Epithelial ovarian cancer is the most frequently diagnosed ovarian malignancy and the leading cause of death from gynaecological cancers. Standard therapy consists of surgery followed by chemotherapy. Although initial response rates are high, the majority of patients with advanced disease relapse. No curative treatment is available for recurrent disease. The observation that the presence of certain immune cells in tumours is associated with improved survival, suggests that stimulation of anti-tumour immune responses, i.e. immunotherapy, might be a useful approach to improve prognosis of ovarian cancer. In this review, the feasibility of antigen-specific active immunotherapy is evaluated. Antigen-specific active immunotherapy aims at the induction of tumour-directed immune responses through the administration of a tumour-antigen, a molecule that is preferentially expressed by tumour cells and can induce immune responses. As immunotherapy is a novel treatment strategy early phase studies were also included. Information on clinical and immunological responses, and adverse events was collected.
Thirty-six studies, which included 1780 ovarian cancer patients, were identified between 1966 and 2009. The most frequently described strategy (1505 patients in 15 studies) was administration of antibodies targeting CA-125. Most of these primarily evaluated safety and immunological responses. Five studies described severe flu-like and gastro-intestinal symptoms in 7 to 30% of patients. Antibodies and immune cells recognising CA-125 were frequently detected, albeit response rates varied between studies. Despite promising immunological responses, three large studies found equal survival rates for patients treated with placebo or CA-125 directed antibody. Because there is currently no high quality evidence of clinical benefit, antibody therapy targeting CA-125 should in its current form not be incorporated in standard treatment.

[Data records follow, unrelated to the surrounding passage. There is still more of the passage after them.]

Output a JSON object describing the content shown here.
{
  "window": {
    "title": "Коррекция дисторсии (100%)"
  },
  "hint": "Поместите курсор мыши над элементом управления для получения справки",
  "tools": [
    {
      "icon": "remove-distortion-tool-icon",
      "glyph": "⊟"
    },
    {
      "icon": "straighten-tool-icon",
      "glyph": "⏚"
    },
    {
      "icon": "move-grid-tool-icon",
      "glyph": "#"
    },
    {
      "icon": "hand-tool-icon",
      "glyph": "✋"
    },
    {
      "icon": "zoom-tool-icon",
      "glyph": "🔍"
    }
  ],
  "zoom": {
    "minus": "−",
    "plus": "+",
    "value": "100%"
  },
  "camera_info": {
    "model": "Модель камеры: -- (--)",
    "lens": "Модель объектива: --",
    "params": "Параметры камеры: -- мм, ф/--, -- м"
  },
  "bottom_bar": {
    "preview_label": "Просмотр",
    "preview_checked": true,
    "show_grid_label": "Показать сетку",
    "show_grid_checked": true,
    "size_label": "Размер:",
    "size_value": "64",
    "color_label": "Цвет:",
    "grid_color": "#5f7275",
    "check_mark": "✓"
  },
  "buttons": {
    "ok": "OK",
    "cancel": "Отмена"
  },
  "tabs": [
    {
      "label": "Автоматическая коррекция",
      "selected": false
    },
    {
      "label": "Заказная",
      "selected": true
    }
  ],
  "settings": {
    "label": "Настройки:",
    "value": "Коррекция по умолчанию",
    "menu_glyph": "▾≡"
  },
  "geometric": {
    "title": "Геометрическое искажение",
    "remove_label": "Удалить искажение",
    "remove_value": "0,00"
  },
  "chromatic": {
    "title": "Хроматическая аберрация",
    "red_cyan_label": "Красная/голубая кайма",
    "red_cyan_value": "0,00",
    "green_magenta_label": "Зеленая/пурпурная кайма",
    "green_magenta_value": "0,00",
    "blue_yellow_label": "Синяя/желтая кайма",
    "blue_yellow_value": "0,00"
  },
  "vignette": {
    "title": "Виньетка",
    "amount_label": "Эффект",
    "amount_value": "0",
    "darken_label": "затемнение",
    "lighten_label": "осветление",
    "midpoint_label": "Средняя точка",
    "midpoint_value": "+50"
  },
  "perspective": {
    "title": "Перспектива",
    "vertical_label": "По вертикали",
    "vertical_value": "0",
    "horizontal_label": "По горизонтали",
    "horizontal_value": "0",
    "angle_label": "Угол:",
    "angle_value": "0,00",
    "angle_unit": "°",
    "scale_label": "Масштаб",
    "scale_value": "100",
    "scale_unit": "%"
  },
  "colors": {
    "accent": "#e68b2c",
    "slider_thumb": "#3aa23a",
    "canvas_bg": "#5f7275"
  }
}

For strategies not relying on antibody administration, similar conclusions cannot be drawn as these have not yet been tested in large trials to evaluate clinical efficacy of treatment. These were generally small studies primarily investigating vaccine safety and immunogenicity. Overall, treatment was well-tolerated, with inflammatory side effects at injection site most frequently reported. Antibodies and immune cells were induced by most strategies studied, but their clinically efficacy still has to be evaluated in large trials.
Based on a lack of uniformity in included studies, we strongly advocate universal adoption of response definitions, guidelines for adverse events reporting, and directives for trial conduct and reporting. Furthermore, results from ongoing RCTs should be awaited and furhter RCTs should be conducted.